Trade unions were no longer required to be recognised by employers for these rights, as they were an automatic consequence of the union having membership which met, or exceeded, the sufficient representation threshold.  However, the ‘sufficient representation threshold’ was not defined, at least not in percentage terms.  What initially became apparent, for various reasons, was that sufficient representation was in the region of 30% of all eligible union members, with eligible union members being all employees, excluding senior management.

Since 1995, statutory amendments to the Labour Relations Act, pre-empted by evolving case law, has, in certain circumstances, lowered the sufficient representation to less than 30%.

The second union membership threshold dealt with in the Labour Relations Act, for purposes relating to trade union, organisational rights, is majority union representation, often described to be 50% plus one member within the ranks of eligible union members.

Once a trade union acquires majority representation, two further trade union, organisational rights, kick in, namely the right to appoint shop stewards (referred to as trade union representatives in the LRA) in terms of sections 14 and 15 of the Labour Relations Act, and the right to information disclosure, in terms of section 16 of the Labour Relations Act.

In practice, there are occasionally squabbles between employers and trade unions over the verification of actual trade union membership with the ranks of eligible union members, although disputes of this nature are typically short-lived.

So how does collective bargaining fit into this scenario.  Well, it could be argued that there is still some degree of ‘recognition’ of trade unions, when it comes to collective (wage) bargaining.  It has become, wisely, a norm for employers to agree to enter into collective bargaining arrangements with unions which acquire majority representation, even though there is no duty to bargaining in our law, per se.

Over time, collective recognition agreements are being phased out, as trade unions no longer require employers to recognise them for trade union, organisational rights, as these rights have been codified in the Labour Relations Act, once sufficient and/or majority representation has been achieved and verified.

The trend nowadays, is to conclude separate organisational rights and collective bargaining agreements.  This makes sense on many levels.  To begin with, organisational rights and collective bargaining rights, are fundamentally different, and unrelated.  There is no logical reason why they should stand together in the same collective agreement.

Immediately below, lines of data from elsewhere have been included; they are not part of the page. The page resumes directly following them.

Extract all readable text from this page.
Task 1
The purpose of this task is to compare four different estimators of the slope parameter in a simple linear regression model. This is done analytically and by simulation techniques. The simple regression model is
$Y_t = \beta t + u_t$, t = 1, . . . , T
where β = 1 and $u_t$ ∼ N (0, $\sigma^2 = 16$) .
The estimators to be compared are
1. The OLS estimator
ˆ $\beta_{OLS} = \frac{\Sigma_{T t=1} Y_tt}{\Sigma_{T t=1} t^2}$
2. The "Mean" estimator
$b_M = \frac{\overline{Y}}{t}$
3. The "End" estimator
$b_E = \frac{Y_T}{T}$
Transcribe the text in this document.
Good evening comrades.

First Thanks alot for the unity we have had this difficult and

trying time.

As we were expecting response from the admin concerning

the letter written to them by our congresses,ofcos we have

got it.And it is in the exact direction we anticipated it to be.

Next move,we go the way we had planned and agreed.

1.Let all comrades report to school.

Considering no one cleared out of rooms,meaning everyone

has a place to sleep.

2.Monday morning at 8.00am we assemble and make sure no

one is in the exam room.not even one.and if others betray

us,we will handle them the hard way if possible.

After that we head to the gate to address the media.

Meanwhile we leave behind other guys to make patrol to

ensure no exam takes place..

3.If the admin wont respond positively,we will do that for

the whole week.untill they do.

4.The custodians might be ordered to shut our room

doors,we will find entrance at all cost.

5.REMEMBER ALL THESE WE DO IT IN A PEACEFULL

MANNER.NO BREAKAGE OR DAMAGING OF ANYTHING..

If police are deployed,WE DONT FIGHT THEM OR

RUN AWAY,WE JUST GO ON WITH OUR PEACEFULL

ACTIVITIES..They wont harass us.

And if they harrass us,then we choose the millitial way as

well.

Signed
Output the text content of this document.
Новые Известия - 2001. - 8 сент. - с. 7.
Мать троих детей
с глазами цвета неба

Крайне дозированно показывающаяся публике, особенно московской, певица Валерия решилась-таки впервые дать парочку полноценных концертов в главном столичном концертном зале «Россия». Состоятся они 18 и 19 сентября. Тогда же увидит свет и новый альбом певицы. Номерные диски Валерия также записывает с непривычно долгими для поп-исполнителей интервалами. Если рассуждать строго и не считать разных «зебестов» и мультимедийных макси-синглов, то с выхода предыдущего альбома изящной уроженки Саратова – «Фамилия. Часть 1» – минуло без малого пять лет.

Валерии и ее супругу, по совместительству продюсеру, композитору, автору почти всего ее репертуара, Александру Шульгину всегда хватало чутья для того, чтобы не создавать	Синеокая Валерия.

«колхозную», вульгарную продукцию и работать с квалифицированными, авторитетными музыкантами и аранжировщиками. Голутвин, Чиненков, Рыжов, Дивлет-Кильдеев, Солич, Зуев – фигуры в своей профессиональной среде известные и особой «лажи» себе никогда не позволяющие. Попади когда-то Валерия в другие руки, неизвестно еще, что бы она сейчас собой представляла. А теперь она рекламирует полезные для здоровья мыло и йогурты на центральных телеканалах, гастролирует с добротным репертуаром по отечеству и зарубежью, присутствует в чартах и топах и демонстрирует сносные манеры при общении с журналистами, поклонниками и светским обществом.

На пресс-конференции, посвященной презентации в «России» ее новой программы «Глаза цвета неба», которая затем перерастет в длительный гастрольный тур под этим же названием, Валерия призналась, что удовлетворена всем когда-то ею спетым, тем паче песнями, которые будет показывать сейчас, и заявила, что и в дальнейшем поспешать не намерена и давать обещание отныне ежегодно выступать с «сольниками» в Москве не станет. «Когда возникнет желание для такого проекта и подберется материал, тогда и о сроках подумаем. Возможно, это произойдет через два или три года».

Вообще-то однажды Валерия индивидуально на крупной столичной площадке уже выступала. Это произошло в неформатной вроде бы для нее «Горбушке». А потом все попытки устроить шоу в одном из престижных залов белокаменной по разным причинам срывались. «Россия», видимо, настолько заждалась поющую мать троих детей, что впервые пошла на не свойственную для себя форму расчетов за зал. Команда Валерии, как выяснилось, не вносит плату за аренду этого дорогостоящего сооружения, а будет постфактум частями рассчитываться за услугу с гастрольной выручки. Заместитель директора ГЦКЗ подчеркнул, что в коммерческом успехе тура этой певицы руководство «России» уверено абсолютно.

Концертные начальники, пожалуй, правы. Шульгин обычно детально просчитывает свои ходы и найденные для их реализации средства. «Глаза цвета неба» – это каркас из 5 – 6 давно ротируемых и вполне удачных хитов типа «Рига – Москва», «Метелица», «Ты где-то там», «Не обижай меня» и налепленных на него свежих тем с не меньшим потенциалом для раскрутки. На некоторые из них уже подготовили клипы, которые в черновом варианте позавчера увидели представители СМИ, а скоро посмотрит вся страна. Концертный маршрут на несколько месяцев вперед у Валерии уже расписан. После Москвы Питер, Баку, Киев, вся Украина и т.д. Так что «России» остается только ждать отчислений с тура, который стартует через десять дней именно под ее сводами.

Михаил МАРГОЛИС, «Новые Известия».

Secondly, in the separate agreements scenario, an organisational rights agreement can persist in the event that a trade union loses majority representation.  If both organisational and collective bargaining rights were both contained in a single collective agreement, a new collective agreement would need to be concluded, even though the union may none the less retain a level of sufficient representation.

Our anecdotal observations of organisational rights and collective bargaining agreements is that they are not regularly reviewed to reflect renewed best practice over time.  Indeed, this is perhaps even more pertinent to disciplinary procedures and codes.